Abstract
While the world has avoided large-scale nuclear war, questions remain about the role of chance
versus policy choices in preventing such events. This study systematically assesses expert
beliefs about the probability of a nuclear catastrophe by 2045, the centenary of the bombings of
Hiroshima and Nagasaki. We define a nuclear catastrophe as an event where nuclear weapons
cause the death of at least 10 million people. Through a combination of expert interviews and
surveys, 110 domain experts and 41 expert forecasters (“superforecasters”) predicted the
likelihood of nuclear conflict, explained the mechanisms underlying their predictions, and
forecasted the impact of specific tractable policies on the likelihood of nuclear catastrophe.

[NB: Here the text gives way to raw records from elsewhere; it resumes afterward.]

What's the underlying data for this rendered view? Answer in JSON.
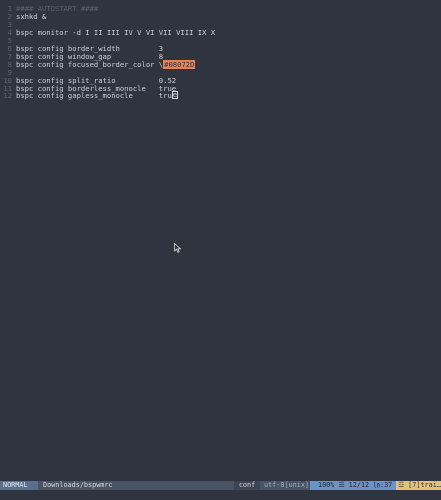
{
  "editor": {
    "lines": [
      {
        "num": "1",
        "parts": [
          {
            "t": "#### AUTOSTART ####",
            "c": "comment"
          }
        ]
      },
      {
        "num": "2",
        "parts": [
          {
            "t": "sxhkd &"
          }
        ]
      },
      {
        "num": "3",
        "parts": [
          {
            "t": ""
          }
        ]
      },
      {
        "num": "4",
        "parts": [
          {
            "t": "bspc monitor -d I II III IV V VI VII VIII IX X"
          }
        ]
      },
      {
        "num": "5",
        "parts": [
          {
            "t": ""
          }
        ]
      },
      {
        "num": "6",
        "parts": [
          {
            "t": "bspc config border_width         3"
          }
        ]
      },
      {
        "num": "7",
        "parts": [
          {
            "t": "bspc config window_gap           8"
          }
        ]
      },
      {
        "num": "8",
        "parts": [
          {
            "t": "bspc config focused_border_color \\"
          },
          {
            "t": "#08072D",
            "c": "color-hl"
          }
        ]
      },
      {
        "num": "9",
        "parts": [
          {
            "t": ""
          }
        ]
      },
      {
        "num": "10",
        "parts": [
          {
            "t": "bspc config split_ratio          0.52"
          }
        ]
      },
      {
        "num": "11",
        "parts": [
          {
            "t": "bspc config borderless_monocle   true"
          }
        ]
      },
      {
        "num": "12",
        "parts": [
          {
            "t": "bspc config gapless_monocle      tru"
          },
          {
            "t": "e",
            "c": "cursor"
          }
        ]
      }
    ]
  },
  "statusbar": {
    "mode": "NORMAL",
    "path": "Downloads/bspwmrc",
    "filetype": "conf",
    "encoding": "utf-8[unix]",
    "position": "100% ☰ 12/12 ㏑:37",
    "warning": "☲ [7]trai…"
  },
  "colors": {
    "background": "#2f343f",
    "mode_bg": "#5a6f8e",
    "position_bg": "#6b93c8",
    "warning_bg": "#e5c07b",
    "color_highlight": "#e0855a"
  }
}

Experts assigned a median 5% probability of a nuclear catastrophe by 2045, while
superforecasters put the probability at 1%. Factors contributing to higher risk estimates included
ongoing geopolitical tensions, the proliferation of nuclear weapons, and technological
vulnerabilities. Lower risk estimates highlighted the continued effectiveness of nuclear
deterrence. Although Russia and NATO was the adversarial domain thought most likely to
cause a nuclear catastrophe, experts believe that risks are dispersed roughly uniformly across
regional conflict theaters (Russia and NATO, China and the USA, the Korean Peninsula, India
and Pakistan, and Israel and Iran). Participants believe that the implementation of a bundle of
six tractable policies, including the establishment of a crisis communications network and the
implementation of failsafe reviews, would together halve the risk of a nuclear catastrophe.